In the interest of justice, this Court is also required to construe a pro se complaint liberally and to hold it “to less stringent standards than formal pleadings drafted by lawyers.” Erickson v. Pardus, 551 U.S. 89, 94 (2007) (quoting Estelle v. Gamble, 429 U.S. 97, 106 (1976) and citing Fed. R. Civ. P. 8(f) [now (e)]). Even with such a liberal construction, a pro se complaint must still adhere to the “basic pleading essentials.” Wells v. Brown, 891 F.2d 591, 594 (6th Cir. 1989). Specifically, a pro se “complaint ‘must contain either direct or inferential allegations respecting all the material elements’ to recover under some viable legal theory.” Barhite v. Caruso, 377 F. App’x 508, 510 (6th Cir. 2010) (quoting Mezibov v. Allen, 411 F.3d 712, 716 (6th Cir. 2005)). “Threadbare recitals of the elements of a cause of action, supported by mere conclusory statements do not suffice.” Iqbal, 556 U.S. at 678. II. Parties and Claims Plaintiff Valdez J. Straughter is a prisoner in the custody of the Ohio Department of Rehabilitation and Correction (ODRC), currently incarcerated at London Correctional Institution

(LoCI). (Complaint, PageID 1-2, PageID 39, 42). He asserts that he suffers from certain medical conditions, including “Static bilateral flatfoot deformity,” for which he has sought medical treatment and proper orthotic/orthopedic footwear. (Doc. 1-2, PageID 45-47, 53). Plaintiff sues eight defendants: Dr. Andrew Eddy, Member of the Collegiate Review Board and Chief Medical Officer of the ODRC; Karen Stanforth, Chief Medical Inspector of the ODRC; Jenny Hildebrand, Warden of LoCI; Vicky Justus, Deputy Warden of Special Services at LoCI; Jill Gillispie,1 Inspector of Institutional Services at LoCI; Dr. Kenneth Saul, Chief Medical Officer of LoCI; Robin Murphy, R.N., Heath Care Administrator of LoCI; and Patrick Olibode, CNP at LoCI. (Doc. 1-2, PageID 39-40). He sues Defendants in their individual and official capacities (Doc. 1-2, PageID 39), seeking monetary damages as well as declaratory and

injunctive relief. (Doc. 1-2, PageID 41-42, 62-64). Plaintiff brings his claim under 42 U.S.C. § 1983, alleging a violation of his Eighth Amendment right to receive adequate medical care. (Doc. 1-2, PageID 39, 41). He alleges, among other things, that Defendants “have been deliberate with indifference to and refuse to properly treat based on their medical policies, protocols, and customs as it relates to prisoners who require special footwear.” (Doc. 1-2, PageID 41).

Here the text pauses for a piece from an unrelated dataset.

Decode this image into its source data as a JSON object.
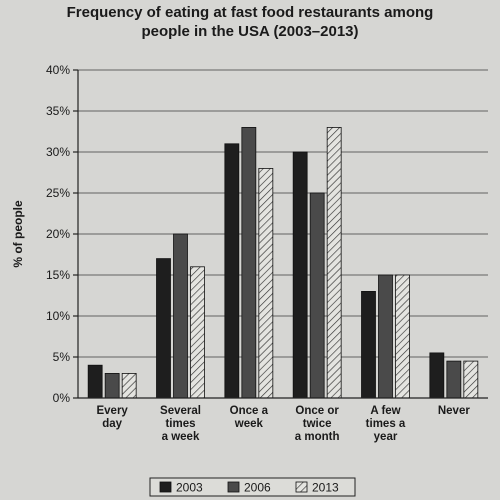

1 This Defendant’s last named is also spelled ‘Gilispie” in parts of the Complaint. (See, e.g., Doc. 1-2, PageID 45). III. Discussion A. Claims for Deliberate Indifference to a Serious Medical Need At this stage of the proceedings, without the benefit of an Answer, the Undersigned concludes that Plaintiff’s Eighth Amendment claim for deliberate indifference to a serious medical need should proceed to further development. See Rhinehart v. Scutt, 894 F.3d 721, 737 (6th Cir. 2018) (citing Estelle v. Gamble, 429 U.S. 97, 102 (1976) and Farmer v. Brennan, 511

U.S. 825, 834 (1994)) (“To establish a prison official’s deliberate indifference to a serious medical need, an inmate . . . must show both that the alleged wrongdoing was objectively harmful enough to establish a constitutional violation and that the official acted with a culpable enough state of mind, rising above gross negligence.”). The Undersigned expresses no opinion on the merits of this claim at this time. Plaintiff appears to raise this claim under the Fourteenth Amendment as well.